Une première médiatrice pour la Région bruxelloise

Le 1er septembre, Catherine De Bruecker est devenue la première médiatrice de la Région bruxelloise. Pendant cinq ans, elle sera chargée de recueillir les plaintes des citoyens contre les administrations de la Région, de la Cocom, de la Cocof et des communes.

1 min.
(c)Louise Degryse
(c)Louise Degryse
Julien Marteleur

Julien Marteleur

La Région bruxelloise devient la dernière entité du pays à se doter d'un service de médiation. Indépendant de l'administration et agissant en toute impartialité, le service entend trouver des solutions lorsque le lien de confiance a été fragilisé entre une personne et un service public bruxellois. "Il peut s’agir d’une plainte déposée tant par une personne physique que par une organisation, sans condition de résidence sur le territoire bru xellois. Le service offre donc son aide à tous les citoyens belges, précise Catherine De Bruecker, qui a été auparavant médiatrice fédérale durant 15 ans. Attention, il existe quand même d'autres conditions : il faut avoir déjà tenté de régler le problème avec l’administration concernée (le service de médiation agit en deuxième recours), les faits doivent dater de moins de trois ans et la personne plaignante doit être personnellement concernée." Suite à cette plainte, le rôle du service de médiation est de tenter de régler le litige.

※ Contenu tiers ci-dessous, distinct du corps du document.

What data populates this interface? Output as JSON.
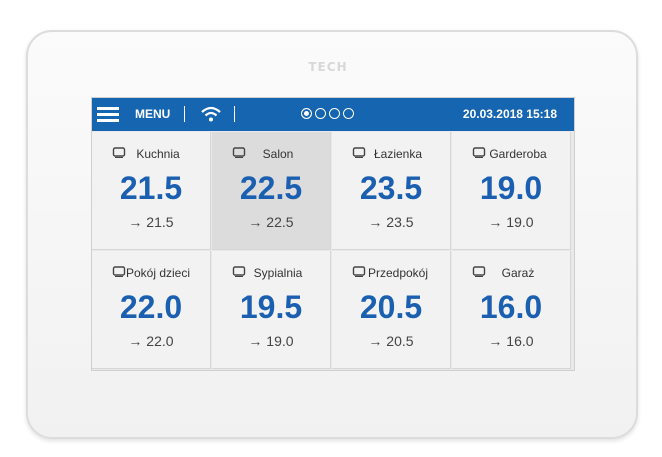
{
  "brand": "TECH",
  "header": {
    "menu": "MENU",
    "datetime": "20.03.2018 15:18"
  },
  "rooms": [
    {
      "name": "Kuchnia",
      "temp": "21.5",
      "set": "→ 21.5"
    },
    {
      "name": "Salon",
      "temp": "22.5",
      "set": "→ 22.5"
    },
    {
      "name": "Łazienka",
      "temp": "23.5",
      "set": "→ 23.5"
    },
    {
      "name": "Garderoba",
      "temp": "19.0",
      "set": "→ 19.0"
    },
    {
      "name": "Pokój dzieci",
      "temp": "22.0",
      "set": "→ 22.0"
    },
    {
      "name": "Sypialnia",
      "temp": "19.5",
      "set": "→ 19.0"
    },
    {
      "name": "Przedpokój",
      "temp": "20.5",
      "set": "→ 20.5"
    },
    {
      "name": "Garaż",
      "temp": "16.0",
      "set": "→ 16.0"
    }
  ]
}
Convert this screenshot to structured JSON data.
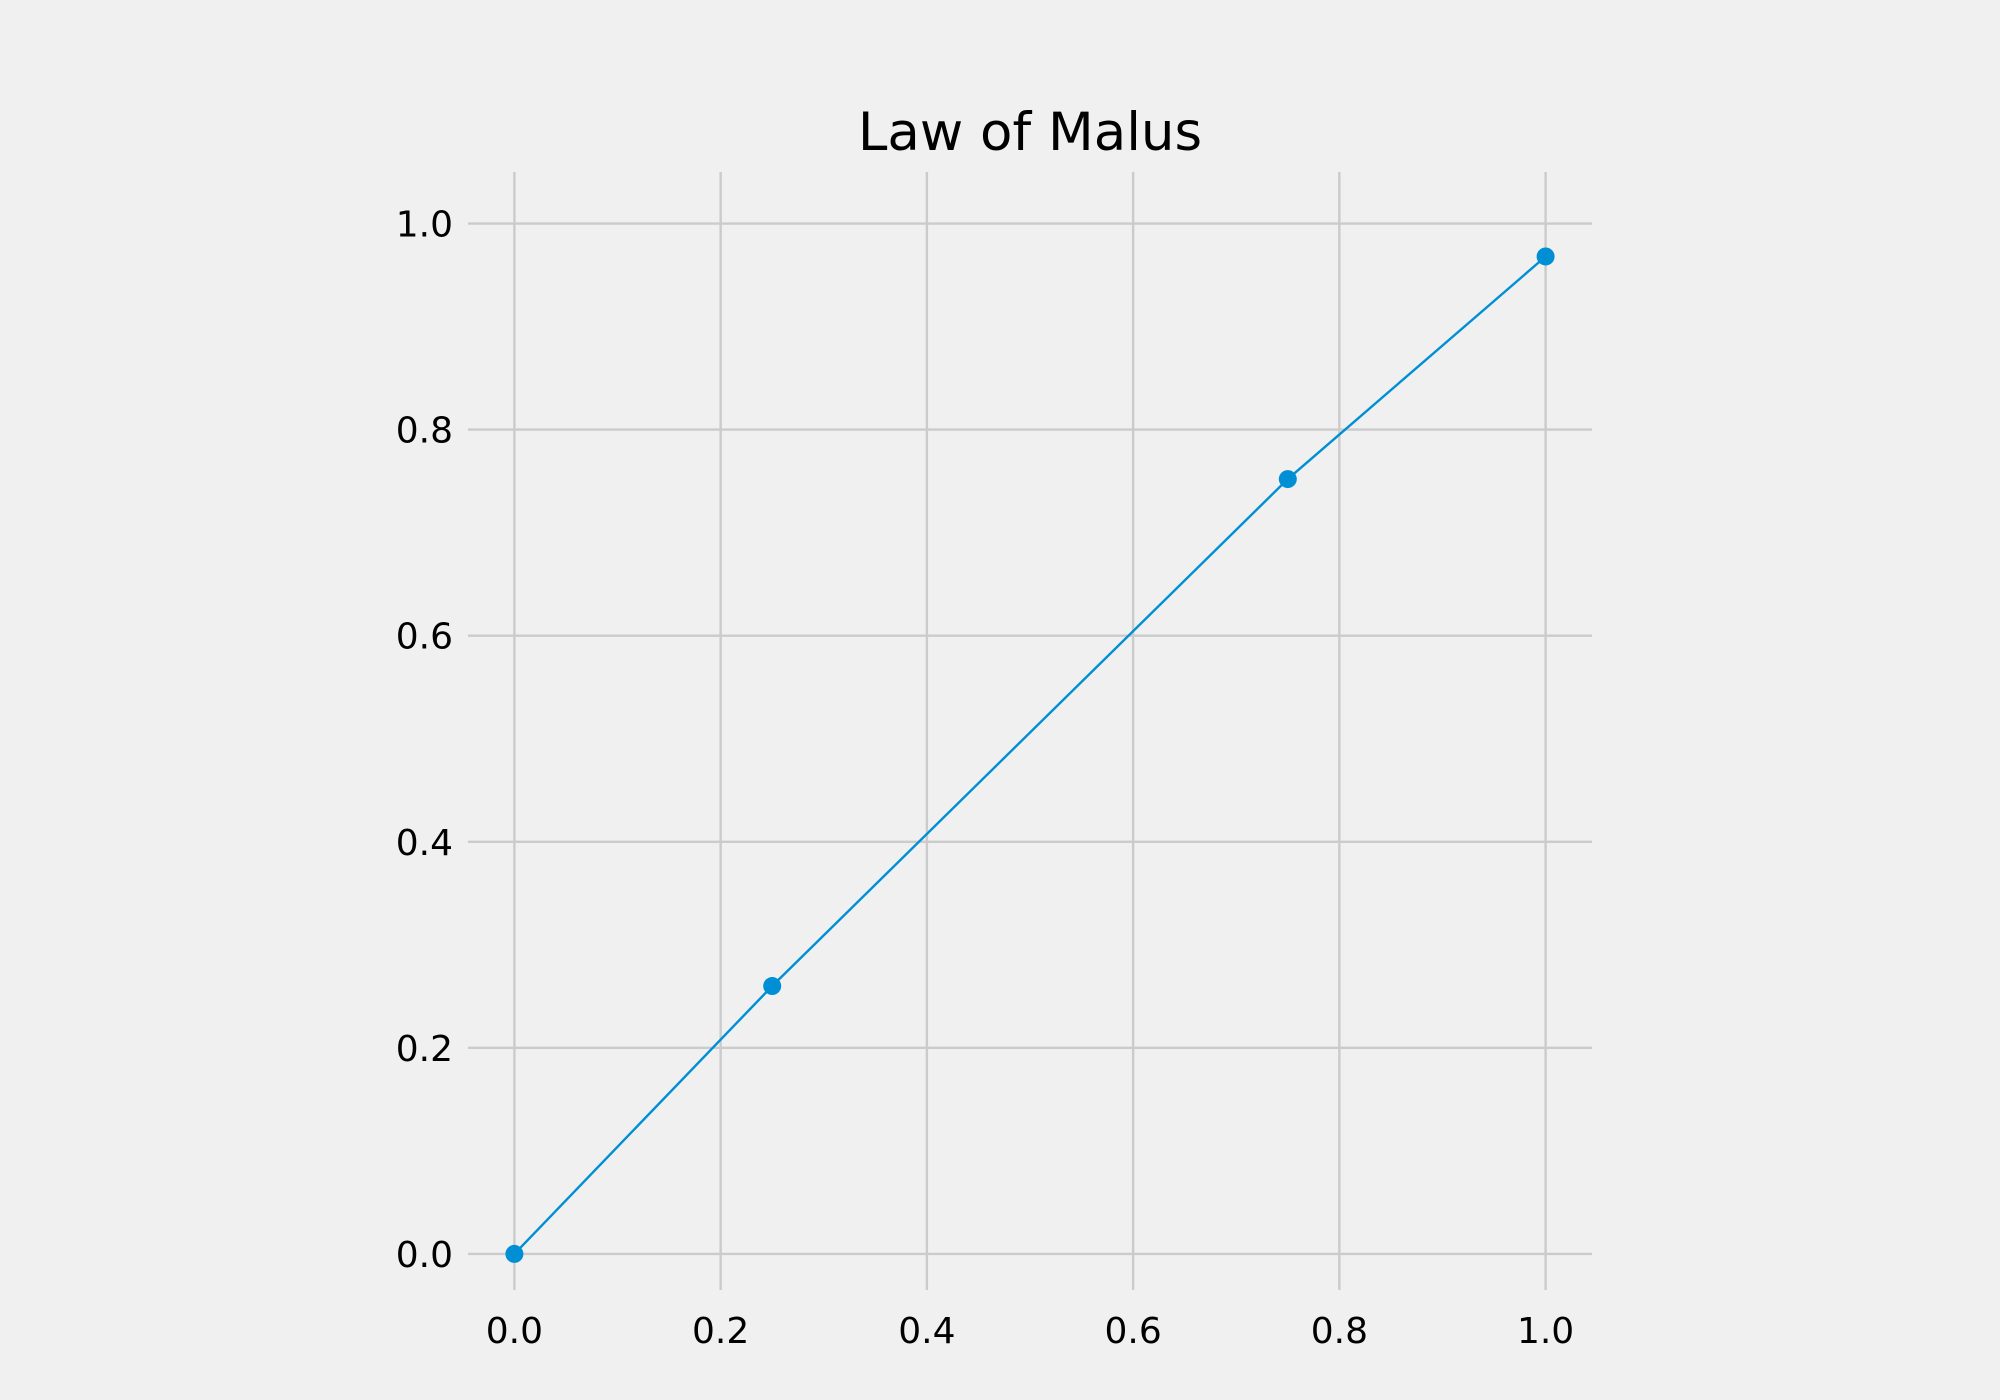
{
  "chart_data": {
    "type": "line",
    "title": "Law of Malus",
    "xlabel": "",
    "ylabel": "",
    "xlim": [
      -0.045,
      1.045
    ],
    "ylim": [
      -0.035,
      1.05
    ],
    "xticks": [
      0.0,
      0.2,
      0.4,
      0.6,
      0.8,
      1.0
    ],
    "yticks": [
      0.0,
      0.2,
      0.4,
      0.6,
      0.8,
      1.0
    ],
    "xtick_labels": [
      "0.0",
      "0.2",
      "0.4",
      "0.6",
      "0.8",
      "1.0"
    ],
    "ytick_labels": [
      "0.0",
      "0.2",
      "0.4",
      "0.6",
      "0.8",
      "1.0"
    ],
    "grid": true,
    "legend": false,
    "series": [
      {
        "x": [
          0.0,
          0.25,
          0.75,
          1.0
        ],
        "y": [
          0.0,
          0.26,
          0.752,
          0.968
        ],
        "color": "#008fd5",
        "marker": "circle"
      }
    ],
    "background_color": "#f0f0f0",
    "grid_color": "#cbcbcb"
  }
}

Le dénouement peut également conduire à une amélioration du service public, via des recommandations aux administrations ou au Parlement.

Le service de médiation sera aussi chargé de la protection des lanceurs d’alerte : "Les personnes qui travaillent dans une administration bruxelloise et qui constatent des cas d’abus ou de fraude peuvent nous contacter. Notre service mènera une enquête et le lanceur d’alerte bénéficiera d’une protection en cas de représailles de la part de son employeur en lien avec son signalement", assure la médiatrice.
Catherine De Bruecker pense recevoir un millier de plaintes par an. Cinq personnes travaillent actuellement au sein du service de médiation bruxellois, mais il est déjà prévu de renforcer l’équipe à l’avenir en fonction du nombre de plaintes enregistrées et du budget disponible.